Hubo un tiempo que en que poner a parir a la Academia era como
de rigor. Que si a la institución le sobraba caspa, casticismo,
estrecheces y bigotitos fachas. Nadie daba un duro por ella. Ahora, sin
embargo, es como de obligado cumplimiento considerar que un académico
es lo más de lo más. Los tiempos cambian. La crítica es ahora de mal gusto. Queda demasiado petardo. A uno le miran mal. Es mejor nada a favor de la corriente, así que ¡viva la Academia!
Conste que no lo digo por Marías, ni por su padre, un tipo que
no fue un gran filósofo pero sí un excelente ensayista, con una
curiosidad y un estilo admirables. Como digo, me parece muy bien que a
Javier Marías le metan en la Academia, porque ha demostrado que sabe lo
que es la lengua española. Ahora bien, no puede decirse que todos los académicos hayan entrado igual: quiero decir, por méritos. ¡Ah! Las influencias, supongo que también está feo citarlas.

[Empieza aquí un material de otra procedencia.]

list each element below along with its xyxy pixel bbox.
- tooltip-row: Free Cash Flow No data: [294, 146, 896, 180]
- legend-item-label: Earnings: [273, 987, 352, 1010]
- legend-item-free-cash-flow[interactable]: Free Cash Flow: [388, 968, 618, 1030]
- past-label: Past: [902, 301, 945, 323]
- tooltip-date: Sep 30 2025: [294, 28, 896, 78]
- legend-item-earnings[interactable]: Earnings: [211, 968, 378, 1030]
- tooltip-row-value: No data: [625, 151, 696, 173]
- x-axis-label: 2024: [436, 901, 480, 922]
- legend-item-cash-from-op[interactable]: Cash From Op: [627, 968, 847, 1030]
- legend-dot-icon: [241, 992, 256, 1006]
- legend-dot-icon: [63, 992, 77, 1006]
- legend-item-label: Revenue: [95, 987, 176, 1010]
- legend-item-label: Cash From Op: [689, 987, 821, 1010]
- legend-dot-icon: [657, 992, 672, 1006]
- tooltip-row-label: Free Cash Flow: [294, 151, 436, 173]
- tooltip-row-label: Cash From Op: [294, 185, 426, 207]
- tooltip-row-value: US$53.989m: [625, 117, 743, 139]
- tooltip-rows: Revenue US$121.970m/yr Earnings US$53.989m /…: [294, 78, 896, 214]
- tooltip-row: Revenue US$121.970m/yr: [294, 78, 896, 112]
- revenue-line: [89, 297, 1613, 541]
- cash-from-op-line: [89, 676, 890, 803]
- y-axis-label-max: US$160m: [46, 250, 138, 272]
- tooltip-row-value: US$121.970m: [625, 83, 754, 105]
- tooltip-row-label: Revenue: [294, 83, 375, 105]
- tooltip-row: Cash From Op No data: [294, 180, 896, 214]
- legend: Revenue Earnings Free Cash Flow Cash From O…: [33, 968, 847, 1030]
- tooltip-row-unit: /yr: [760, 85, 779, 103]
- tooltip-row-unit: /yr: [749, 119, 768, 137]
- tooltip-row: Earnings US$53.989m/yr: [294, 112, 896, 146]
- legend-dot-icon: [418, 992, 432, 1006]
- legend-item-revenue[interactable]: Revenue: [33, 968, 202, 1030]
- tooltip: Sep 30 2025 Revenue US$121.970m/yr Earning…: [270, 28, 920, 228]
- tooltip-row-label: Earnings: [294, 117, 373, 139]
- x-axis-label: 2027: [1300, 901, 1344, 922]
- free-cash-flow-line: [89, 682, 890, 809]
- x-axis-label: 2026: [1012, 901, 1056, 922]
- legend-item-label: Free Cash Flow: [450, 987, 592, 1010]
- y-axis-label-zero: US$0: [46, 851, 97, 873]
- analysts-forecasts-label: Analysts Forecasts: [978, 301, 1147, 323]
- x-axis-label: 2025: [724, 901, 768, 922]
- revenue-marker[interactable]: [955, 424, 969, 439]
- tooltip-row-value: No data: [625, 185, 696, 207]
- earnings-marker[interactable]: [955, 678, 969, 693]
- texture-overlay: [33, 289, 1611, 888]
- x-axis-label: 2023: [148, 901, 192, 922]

Si la Academia ha cambiado, ha sido precisamente por
gente como Marías, Muñoz Molina y por filólogos y lingüistas que hacen
un trabajo de caerse de espaldas, como Ignacio Bosque. Es de justicia
señalarlo. Pero no hagamos de ella un objeto de veneración ni a los
académicos unos santones, ni le atribuyamos una autoridad pública que
no tiene. Que la lengua, como diría Agustín García Calvo, es de todos.